Teachers plan to spend summer north of the border
May 31, 2019
Students may wonder what teachers do all summer long, but BSM teachers Josh and Katie Belanger might have the most interesting plans. They will be going up to northern Minnesota to work in the wilderness.
Both Belangers will be busy with different jobs at the Laketrails Base Camp. “I’m going to be working at Laketrails Base Camp which is a wilderness canoe camp for teenagers in the northwest angle. It’s on Oak Island in Lake of the Woods. My husband is [going to] be in charge of social media and the handyman as needed around the island. We are living in a small cabin with our two boys and our two dogs. We are going out the day after school gets out, and we are coming back the week before workshops start,” Katie Belanger said.
When the Belangers aren’t working, they will have time to enjoy the island and all it has to offer. “When the campers are off the island, Mrs. Belanger, myself, our boys, and our dogs will pretty much have the island to ourselves, and we can go canoeing fishing, swimming in the lake, and having days of hanging out in nature with no cell phones,” Josh Belanger said.
The site will take a long time to get to. “It’s very remote, absolutely gorgeous out there; it takes about nine hours to get to the camp from the Twin Cities. That includes a very long bus or car ride depending on how you are getting up there, two border crossings because you are going into Canada and back into the US to get to the northwest angle and a boat ride from the angle inlet to Oak Island for base camp,” Katie Belanger said.
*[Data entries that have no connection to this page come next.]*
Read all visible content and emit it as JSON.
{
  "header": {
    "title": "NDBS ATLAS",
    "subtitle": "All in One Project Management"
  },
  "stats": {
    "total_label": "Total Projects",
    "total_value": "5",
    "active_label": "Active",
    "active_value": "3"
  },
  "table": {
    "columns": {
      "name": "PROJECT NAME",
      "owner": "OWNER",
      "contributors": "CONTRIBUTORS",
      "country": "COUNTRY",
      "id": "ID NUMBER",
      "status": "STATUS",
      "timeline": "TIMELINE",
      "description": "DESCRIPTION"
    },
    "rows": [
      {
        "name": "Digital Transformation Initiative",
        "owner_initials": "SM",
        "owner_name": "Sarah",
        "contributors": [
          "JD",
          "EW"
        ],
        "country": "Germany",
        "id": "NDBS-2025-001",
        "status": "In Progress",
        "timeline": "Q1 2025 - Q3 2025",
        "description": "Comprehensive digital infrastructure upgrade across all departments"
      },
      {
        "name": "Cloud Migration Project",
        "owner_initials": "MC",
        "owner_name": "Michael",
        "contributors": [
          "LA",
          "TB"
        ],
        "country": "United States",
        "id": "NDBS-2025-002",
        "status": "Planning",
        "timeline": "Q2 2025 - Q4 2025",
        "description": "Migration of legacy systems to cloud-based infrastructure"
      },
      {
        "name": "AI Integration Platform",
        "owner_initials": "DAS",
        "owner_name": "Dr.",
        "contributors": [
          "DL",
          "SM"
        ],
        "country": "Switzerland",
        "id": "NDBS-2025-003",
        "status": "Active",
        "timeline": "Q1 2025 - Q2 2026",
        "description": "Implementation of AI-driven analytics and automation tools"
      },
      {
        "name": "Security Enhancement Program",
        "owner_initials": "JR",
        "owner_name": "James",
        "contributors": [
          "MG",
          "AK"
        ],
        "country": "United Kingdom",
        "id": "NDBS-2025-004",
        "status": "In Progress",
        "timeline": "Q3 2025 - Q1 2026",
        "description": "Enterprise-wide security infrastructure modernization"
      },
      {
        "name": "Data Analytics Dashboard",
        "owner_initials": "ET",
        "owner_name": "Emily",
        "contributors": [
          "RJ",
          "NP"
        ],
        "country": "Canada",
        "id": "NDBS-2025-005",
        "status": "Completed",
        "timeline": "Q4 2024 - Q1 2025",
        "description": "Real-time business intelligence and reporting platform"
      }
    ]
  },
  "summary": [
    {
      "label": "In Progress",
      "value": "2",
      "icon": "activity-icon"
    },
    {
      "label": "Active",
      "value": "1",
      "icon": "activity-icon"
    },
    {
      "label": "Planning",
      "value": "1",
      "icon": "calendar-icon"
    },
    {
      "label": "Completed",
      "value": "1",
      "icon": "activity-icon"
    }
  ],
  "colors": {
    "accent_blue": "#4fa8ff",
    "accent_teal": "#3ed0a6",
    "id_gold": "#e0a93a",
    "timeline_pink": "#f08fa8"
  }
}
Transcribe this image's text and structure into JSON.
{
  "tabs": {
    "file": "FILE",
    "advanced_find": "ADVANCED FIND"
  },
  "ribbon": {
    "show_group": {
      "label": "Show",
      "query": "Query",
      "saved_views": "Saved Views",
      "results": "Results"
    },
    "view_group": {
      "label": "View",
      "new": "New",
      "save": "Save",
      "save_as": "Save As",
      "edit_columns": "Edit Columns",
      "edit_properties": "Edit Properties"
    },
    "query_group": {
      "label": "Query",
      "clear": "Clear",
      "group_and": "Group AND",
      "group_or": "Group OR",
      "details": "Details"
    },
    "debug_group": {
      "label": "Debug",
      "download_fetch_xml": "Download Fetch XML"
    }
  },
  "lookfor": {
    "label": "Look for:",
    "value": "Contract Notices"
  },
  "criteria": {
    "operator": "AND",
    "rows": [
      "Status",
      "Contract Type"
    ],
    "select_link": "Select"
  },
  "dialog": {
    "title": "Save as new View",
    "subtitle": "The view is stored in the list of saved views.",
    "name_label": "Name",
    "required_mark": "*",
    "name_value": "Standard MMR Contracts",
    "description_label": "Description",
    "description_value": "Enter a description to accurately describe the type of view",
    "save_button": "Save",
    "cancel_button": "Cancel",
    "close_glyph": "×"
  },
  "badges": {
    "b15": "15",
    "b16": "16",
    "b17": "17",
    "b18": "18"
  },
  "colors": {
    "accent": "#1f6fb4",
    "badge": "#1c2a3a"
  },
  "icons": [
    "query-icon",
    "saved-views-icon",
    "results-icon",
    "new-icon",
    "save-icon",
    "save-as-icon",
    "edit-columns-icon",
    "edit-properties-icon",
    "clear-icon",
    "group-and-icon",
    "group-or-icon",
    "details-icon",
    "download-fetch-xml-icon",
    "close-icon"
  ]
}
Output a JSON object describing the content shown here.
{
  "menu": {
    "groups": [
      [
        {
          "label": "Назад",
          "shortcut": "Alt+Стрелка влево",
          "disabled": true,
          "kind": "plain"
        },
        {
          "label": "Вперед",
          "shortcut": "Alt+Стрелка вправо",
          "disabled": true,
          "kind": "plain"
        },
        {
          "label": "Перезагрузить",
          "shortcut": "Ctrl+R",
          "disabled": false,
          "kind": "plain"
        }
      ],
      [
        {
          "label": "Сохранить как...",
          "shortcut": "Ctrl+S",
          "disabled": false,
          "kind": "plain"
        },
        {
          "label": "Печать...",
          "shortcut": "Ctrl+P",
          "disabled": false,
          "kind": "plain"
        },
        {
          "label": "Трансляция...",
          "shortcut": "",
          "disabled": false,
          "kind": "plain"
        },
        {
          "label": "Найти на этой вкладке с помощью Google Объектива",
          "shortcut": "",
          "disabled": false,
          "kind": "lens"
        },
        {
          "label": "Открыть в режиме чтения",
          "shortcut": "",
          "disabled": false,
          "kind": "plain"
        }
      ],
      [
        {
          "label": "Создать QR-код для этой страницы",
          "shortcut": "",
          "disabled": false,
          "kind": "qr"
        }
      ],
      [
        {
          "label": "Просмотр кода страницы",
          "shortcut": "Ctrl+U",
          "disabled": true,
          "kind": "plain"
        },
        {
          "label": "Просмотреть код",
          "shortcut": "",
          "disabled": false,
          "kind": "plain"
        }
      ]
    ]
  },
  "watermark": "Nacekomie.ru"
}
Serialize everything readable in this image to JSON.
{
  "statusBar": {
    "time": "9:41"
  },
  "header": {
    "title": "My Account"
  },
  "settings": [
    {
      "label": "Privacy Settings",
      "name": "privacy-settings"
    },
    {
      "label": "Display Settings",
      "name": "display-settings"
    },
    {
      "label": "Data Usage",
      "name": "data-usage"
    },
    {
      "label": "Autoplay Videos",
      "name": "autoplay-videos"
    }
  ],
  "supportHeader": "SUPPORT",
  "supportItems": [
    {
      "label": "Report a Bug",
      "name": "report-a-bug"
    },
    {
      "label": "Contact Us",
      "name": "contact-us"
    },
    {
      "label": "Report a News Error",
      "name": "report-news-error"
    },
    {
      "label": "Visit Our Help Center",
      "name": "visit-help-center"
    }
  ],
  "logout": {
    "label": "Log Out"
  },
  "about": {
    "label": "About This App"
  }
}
This is the first time that the Belangers will stay on the island. “This will be the first summer living on the island as a family. We will be with all the campers who make it to the island. Feed them for a couple days while they get ready for a trip when they go out and canoe from island to island for five days and they come back,” Josh Belanger said.
The Belangers have been preparing for the trip ever since they made plans to head up north last year. “[Our plans] materialized last fall and late summer. We agreed we would do it last fall. So we were planning about it all school year, thinking about it, setting things aside, getting kids jackets in order, that sort of thing,” Katie Belanger said.
There will be lots of activities to do on the island. “There’s fishing, games, there’s pingpong tables, there’s foosball table, there’s swimming, there’s kayaking. And all that will be base camp. And the campers who come, go on 5-6 day canoe trips and then come back,” Josh Belanger said.
The eco writing class at BSM also heads up north. “I have taken a group of BSM students out for Eco Writing the past couple of summers. And when we were up there last summer, they had a temporary leader, and they talked openly about looking for a new one for next summer. [They] kind of joked about me taking over, and I thought it was a joke for a while…until they actually were like seriously if you are interested let’s talk about this, and so my husband and I and boys went up there late August last summer to talk about the possibility of us working there, and it turns out that everything is falling into place,” Katie Belanger said.
The eco writing class will unfortunately not be happening this summer, but it will continue to be offered to BSM students. “The eco writing class isn’t happening this summer because we didn’t have enough students register. But they are going to continue being offered every year. It’s an excellent option for incoming seniors to take as their English elective credit because all seniors at BSM take two english electives. Eco Writing counts as one of the two,” Katie Belanger said.
And what about next summer? “Who knows, maybe we will continue to do it. I think I would love that, but it will be a big change. We will have to see,” Katie Belanger said.